Wine with chocolate is something that wine writers and 'experts' like to talk about a lot, but I'm firmly in the I'd-rather-drink-milk camp when it comes to chocolate. I said so out on Twitter leading up to Valentine's Day and quite a discussion ensued, with Paul Grieco of Hearth and Terroir telling me, more or less, that I'm wrong and that I should try some Pedro Ximenez with chocolate this year.
I'm always willing to be proven wrong, so (as you can see in the picture above) I pulled out a couple bottles of PX to try with Christine's cake. I also grabbed a bottle of Bual because someone else mentioned that as a pairing, and thought it'd be fun to try one local wine — Paperbirch Raspberry Fine Ruby, made by Hudson-Chatham Winery up in the northern Hudson Valley.
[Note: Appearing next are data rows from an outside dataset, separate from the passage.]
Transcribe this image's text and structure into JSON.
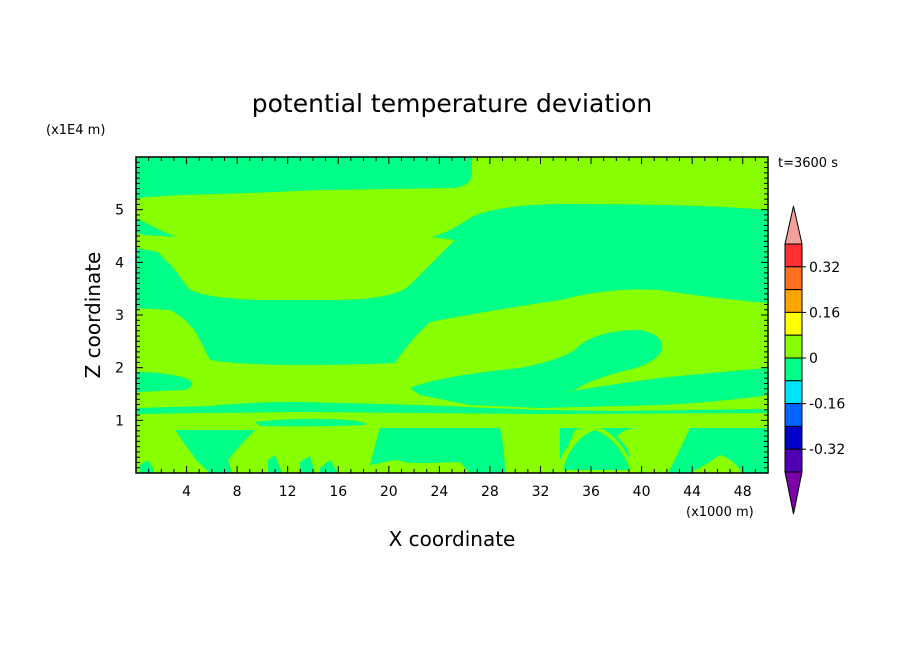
{
  "chart_data": {
    "type": "contour",
    "title": "potential temperature deviation",
    "xlabel": "X coordinate",
    "ylabel": "Z coordinate",
    "x_unit": "(x1000 m)",
    "y_unit": "(x1E4 m)",
    "time_label": "t=3600 s",
    "xlim": [
      0,
      50
    ],
    "ylim": [
      0,
      6
    ],
    "x_ticks": [
      4,
      8,
      12,
      16,
      20,
      24,
      28,
      32,
      36,
      40,
      44,
      48
    ],
    "y_ticks": [
      1,
      2,
      3,
      4,
      5
    ],
    "colorbar": {
      "levels": [
        -0.4,
        -0.32,
        -0.24,
        -0.16,
        -0.08,
        0,
        0.08,
        0.16,
        0.24,
        0.32,
        0.4
      ],
      "labels": [
        "0.32",
        "0.16",
        "0",
        "-0.16",
        "-0.32"
      ],
      "colors_top_to_bottom": [
        "#f2a09a",
        "#ff3030",
        "#ff7020",
        "#ffa500",
        "#ffff00",
        "#88ff00",
        "#00ff88",
        "#00e5ff",
        "#0066ff",
        "#0000c8",
        "#5000b0",
        "#7c00a8"
      ]
    },
    "fields": {
      "negative_band_color": "#00ff88",
      "near_zero_color": "#88ff00"
    }
  }
}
On their own, the PX sherries were my favorites, but I thought that they took away from the chocolate cakes and vice versa. This has always been my issue when trying to pair wine with chocolate — it can 'work' but typically neither is enhanced. The Bual, for me anyway, was a mess with the cakes, by far the worst of the four.
Then we got to the raspberry port-style dessert wine, which is made with HudsonValley-grown hybrids and, of course, raspberries.
On it's own, it's a bit too sweet for me and fairly one-dimensional — almost entirely pure raspberry in flavor. But with the cake, the sweetness wasn't as overpowering and the fruitiness worked well. I still preferred the cake on its own, but the cake did improve the wine. One out of two ain't bad, right?
Thanks to Jennifer for the great theme idea — and to Paul for challenging my chocolate-wine pairing beliefs, even if they didn't change.